Mastodon: Fott domet!

Photo: Florian van Duyn on Unsplash

Die polarisierenden Zeiten der Gegenwart sind gute Zeiten, um digital aufzuräumen! Nach Twitter musste jetzt auch der Mastodon-Account dran glauben.

(Photo by Florian van Duyn on Unsplash, thanx!)

Mastodon ist eine technisch überzeugende dezentrale Social-Network-Alternative zu den bösen Silos Twitter, Facebook und Co. Inhaltlich kann Mastodon aber weniger überzeugen. Es hat sich da eine eigentümliche Kultur herausgebildet, die ich etwas bösartig als »Stammesstrukturen in Randgruppenreservaten« bezeichnen möchte. Daneben gibt es den üblichen Nerdkram in Sachen Linux, Netzpolitik und Co. Das bekommt man auch klassisch im RSS-Reader mit. Und es wird dort nicht mal im nennenswerten Umfang über Fußball geredet, was ja grundsätzlich nicht normal sein kann. ;-)

Dazu kommt: Bei Twitter hat man es nur mit einer »bösen Herrschaft« (Twitter die Firma und ihre Angestellten) zu tun, die sperrt und löscht. Bei einem dezentralen Netzwerk hat jede Instanz (bei der man sich den eigenen Account klickt, sofern man sich nicht selbst einen Mastodon-Server installiert) einen eigenen kleinen König (oder eine Königin). Nämlich der oder die, dem der Server gehört.

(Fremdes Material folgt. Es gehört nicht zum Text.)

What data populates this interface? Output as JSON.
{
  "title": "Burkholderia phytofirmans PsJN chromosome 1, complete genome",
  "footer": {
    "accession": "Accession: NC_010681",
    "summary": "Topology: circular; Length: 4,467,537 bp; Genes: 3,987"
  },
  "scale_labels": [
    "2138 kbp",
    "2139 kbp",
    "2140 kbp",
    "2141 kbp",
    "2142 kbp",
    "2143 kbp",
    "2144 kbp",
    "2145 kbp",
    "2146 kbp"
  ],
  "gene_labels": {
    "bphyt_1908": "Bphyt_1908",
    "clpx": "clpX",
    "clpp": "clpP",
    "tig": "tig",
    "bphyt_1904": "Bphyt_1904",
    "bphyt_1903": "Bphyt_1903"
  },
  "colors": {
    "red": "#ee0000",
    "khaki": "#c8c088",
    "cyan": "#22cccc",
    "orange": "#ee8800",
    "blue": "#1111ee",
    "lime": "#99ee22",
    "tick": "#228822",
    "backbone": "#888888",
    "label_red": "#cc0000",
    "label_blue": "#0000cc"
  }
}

Und Besitz eines Servers und des technischen Know-Hows zum Installieren von Mastodon garantiert nicht, dass die charakterliche Eignung zum inhaltlichen Administrieren einer Mastodon-Instanz auch vorhanden ist…

Da sich natürlich auch »Böse« einen eigenen Mastodon-Server aufsetzen können und dann mit ihren »falschen« Ansichten in die Reservate der Gleichgesinnten einfallen, ist einer der Fetische aller Instanz-Monarchen die Blockliste. Da kommen die bösen Instanzen rein, mit der man nicht mehr »föderieren« möchte. Das erwartbare Ergebnis: Wie in Twitter die »bösen« Accounts geblockt werden, weil sie die »falsche« Meinung vertreten, passiert das in Mastodon oft gleich mit den ganzen Instanzen, auf denen die »Bösen« wohnen. Der Admin einer der größten deutschsprachigen Instanzen war neulich davon so genervt, dass er seinen Mastodon-Server (einen der größeren deutschsprachigen) deinstalliert hat. Offiziell aus »zeitlichen Gründen«…

Vor ein paar Tagen hat Donald Trump sein eigenes Social Network ins Leben gerufen, was eigentlich nur ein eigener Mastodon-Server ist (muss er ja, weil er sonst überall rausfliegt) und gleich mal gegen die Mastodon-Open-Source-Lizenz verstoßen hat. Und Mastodon hatte tagelang kein anderes Thema mehr als das Blocken von Trumps Instanz. Schön für sie, interessiert mich aber nicht, Trump ist mir egal.

Aber das war dann das auslösende Ereignis. Möchte ich einen Account im Netzwerk der blockenden Monarchen haben, die sich vorwiegend darüber unterhalten wen sie jetzt blocken? Was auch ansonsten eher wenig Neues bietet? Nö. Also wurde gemäß einer modifizierten Version des Artikel 6 des Rheinischen Grundgesetzes gehandelt: »Kenne mer, bruche mer nit, fott domet!«

Immerhin, das Löschen eines Mastodons-Accounts funktioniert hervorragend, an der Software gibt es nix zu mäkeln!

Sollte ich je auf die Idee kommen, es mit Mastodon noch einmal zu versuchen, dann nur mit eigener Instanz. Eines Tages vielleicht. Wenn es noch »eines Tages« geben wird, denn ich glaube dass die Polarisierung in »Gutmenschen« auf der einen und »Nazis« auf der anderen Seite (oder Corona-Maßnahmen-Befürwortern und -Gegnern, etc. pp.), die sich in den Social Networks beharken und blocken, diese mittelfristig zerstören wird. Denn in dieser Atmosphäre des ständigen Polarisierens, der ewigen Anklagen und Shitstorms und des wortreichen Blockens und Sperrens wird dauerhaft niemand seine kostbare Zeit verschwenden wollen. Warum sollte man auch?